Anchor fund manager Mike Gresty said in a note that Tencent’s share price drop over the past few days only took it back to levels last seen in June last year, and even after the recent decline, Tencent had delivered compound growth of more than 20 percent over the past six years, although he admitted this was likely to be of little consolation to shareholders currently.
Naspers derives some 82 percent of its underlying net asset value (NAV) from its stake in Tencent, had seen its share price decline 34 percent since a February high.
Gresty said the fact that Naspers’s share price had fallen by less than that of Tencent’s was thanks to rand depreciation over the intervening period.
“We have been sceptical of the view that Naspers’s large discount to NAV would provide much protection for Naspers shareholders in the event of a large Tencent share price drop and, this time around, the discount provided very little protection,” said Gresty.
Gryphon Asset Management portfolio manager Casparus Treunicht said the move by the Chinese government might only be a precursor to further controls on the tech sector in that country, and the changes were permanent in nature, suggesting structural changes to the operations of Tencent.
He said the tighter regulation might also “snowball” into other countries.

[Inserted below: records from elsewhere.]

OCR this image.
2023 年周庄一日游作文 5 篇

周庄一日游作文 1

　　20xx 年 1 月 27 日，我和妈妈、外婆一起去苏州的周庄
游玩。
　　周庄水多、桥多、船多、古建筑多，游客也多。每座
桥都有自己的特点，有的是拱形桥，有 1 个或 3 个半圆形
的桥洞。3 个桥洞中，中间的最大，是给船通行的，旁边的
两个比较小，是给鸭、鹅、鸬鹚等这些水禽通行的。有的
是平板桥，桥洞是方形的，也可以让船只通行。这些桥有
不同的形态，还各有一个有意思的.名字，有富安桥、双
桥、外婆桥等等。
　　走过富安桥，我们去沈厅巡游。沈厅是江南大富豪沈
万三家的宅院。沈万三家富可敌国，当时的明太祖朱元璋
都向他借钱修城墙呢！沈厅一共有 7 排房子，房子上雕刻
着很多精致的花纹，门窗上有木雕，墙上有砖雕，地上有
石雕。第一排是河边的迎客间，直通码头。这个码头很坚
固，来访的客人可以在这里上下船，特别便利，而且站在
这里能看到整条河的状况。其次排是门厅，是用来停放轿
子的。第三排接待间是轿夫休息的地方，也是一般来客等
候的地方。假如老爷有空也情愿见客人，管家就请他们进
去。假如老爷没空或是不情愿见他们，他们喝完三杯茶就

The growing regulation of tech companies by governments was, for instance, evidenced by recent talks among G20 leaders for a minimum global corporate tax rate of 15 percent on large tech companies.
Regulation was being tightened because these companies had crossed “a number of boundaries” in recent years, such as being taxed only in their home countries while generating income from other countries, said Treurnicht.
He said Naspers’s and Prosus’s share prices had broken their long-term upward trend.